キャメロン・クロウ監督は15歳でロック評論家としてデビュー、16歳のときには「ローリング・ストーン」誌で最年少のライターとして活躍していた。「あの頃ペニー・レインと」(2000)は、レッド・ツェッペリンのツアーに同行取材した自身の実体験を元にした映画だ。
ウィリアム(パトリック・フュジット)は父が亡くなってから教師の母と姉との3人暮らし。勉強がよくでき飛び級で2年上のクラスにいる15歳。母親はこども達に厳しい。反抗した姉が家を出て行くときにベッドの下にたくさんのレコードを置いていってくれる。
姉の「蝋燭をつけて聞きなさい」とメモのついたレコードを聞くウィリアムの幸せな表情。彼は演奏ではなく〈書く〉ことでロックミュージックシーンの中で生きるようになる。
バンドの取り巻きの少女たちの中でも特に美しいペニー・レイン(ケイト・ハドソン)がウィリアムを引き回してくれて、彼は原稿を書く許可を得る。
バスで演奏旅行を続けるバンドメンバーとの交流、ライブシーンや終了後のミュージシャンたちとのやりとりがさもありなんという感じで楽しい。
ギタリストのラッセルとペニーはつきあっていたが、ニューヨークには彼女がくるからとペニーは捨てられる。
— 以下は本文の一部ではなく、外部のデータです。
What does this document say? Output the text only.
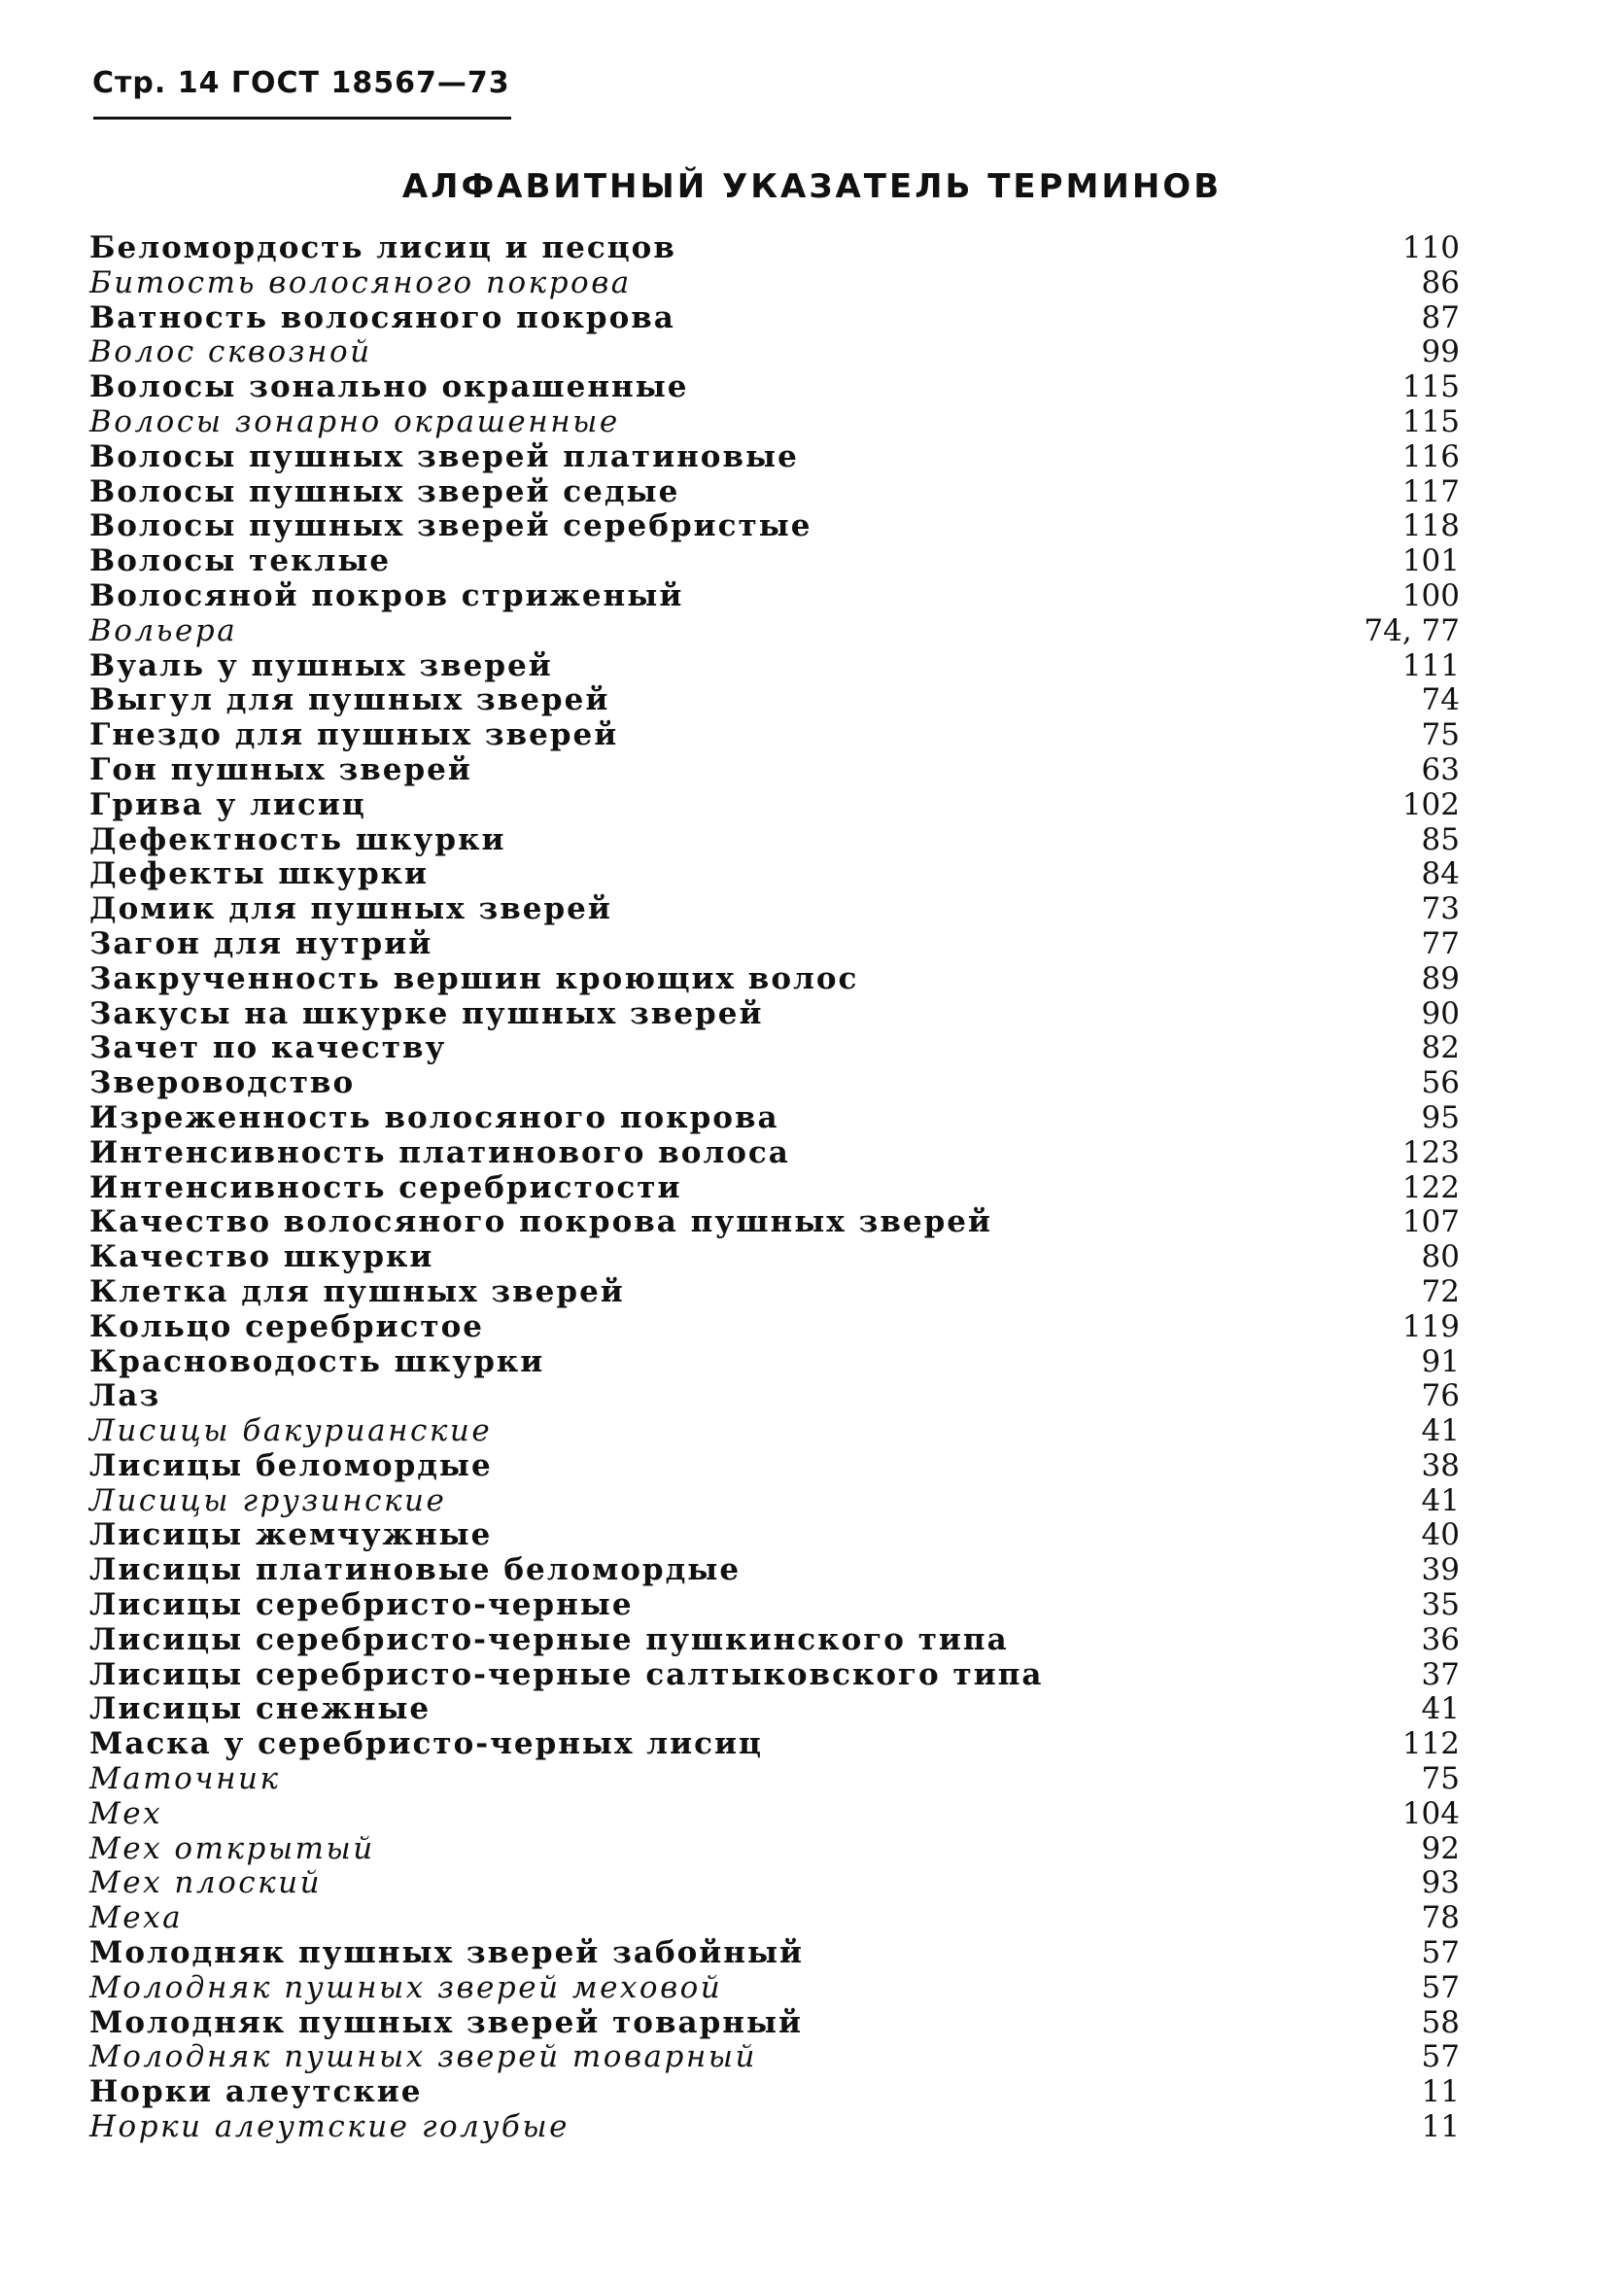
Стр. 14 ГОСТ 18567—73
АЛФАВИТНЫЙ УКАЗАТЕЛЬ ТЕРМИНОВ
Беломордость лисиц и песцов	110
Битость волосяного покрова	86
Ватность волосяного покрова	87
Волос сквозной	99
Волосы зонально окрашенные	115
Волосы зонарно окрашенные	115
Волосы пушных зверей платиновые	116
Волосы пушных зверей седые	117
Волосы пушных зверей серебристые	118
Волосы теклые	101
Волосяной покров стриженый	100
Вольера	74, 77
Вуаль у пушных зверей	111
Выгул для пушных зверей	74
Гнездо для пушных зверей	75
Гон пушных зверей	63
Грива у лисиц	102
Дефектность шкурки	85
Дефекты шкурки	84
Домик для пушных зверей	73
Загон для нутрий	77
Закрученность вершин кроющих волос	89
Закусы на шкурке пушных зверей	90
Зачет по качеству	82
Звероводство	56
Изреженность волосяного покрова	95
Интенсивность платинового волоса	123
Интенсивность серебристости	122
Качество волосяного покрова пушных зверей	107
Качество шкурки	80
Клетка для пушных зверей	72
Кольцо серебристое	119
Красноводость шкурки	91
Лаз	76
Лисицы бакурианские	41
Лисицы беломордые	38
Лисицы грузинские	41
Лисицы жемчужные	40
Лисицы платиновые беломордые	39
Лисицы серебристо-черные	35
Лисицы серебристо-черные пушкинского типа	36
Лисицы серебристо-черные салтыковского типа	37
Лисицы снежные	41
Маска у серебристо-черных лисиц	112
Маточник	75
Мех	104
Мех открытый	92
Мех плоский	93
Меха	78
Молодняк пушных зверей забойный	57
Молодняк пушных зверей меховой	57
Молодняк пушных зверей товарный	58
Молодняк пушных зверей товарный	57
Норки алеутские	11
Норки алеутские голубые	11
睡眠薬を飲んだ彼女につきそうウィリアムは愛していると告白。
実家にもどったウィリアムは母もものわかりがよくなり、姉も母と仲直りする。
ペニーはずっと行きたいと話していたモロッコへ一人で行く。
見終わって思った。ラッセルは〈ロックをやり〉ウィリアムは〈ロックを書き〉ペニーは〈ロックのように生きた〉のだと。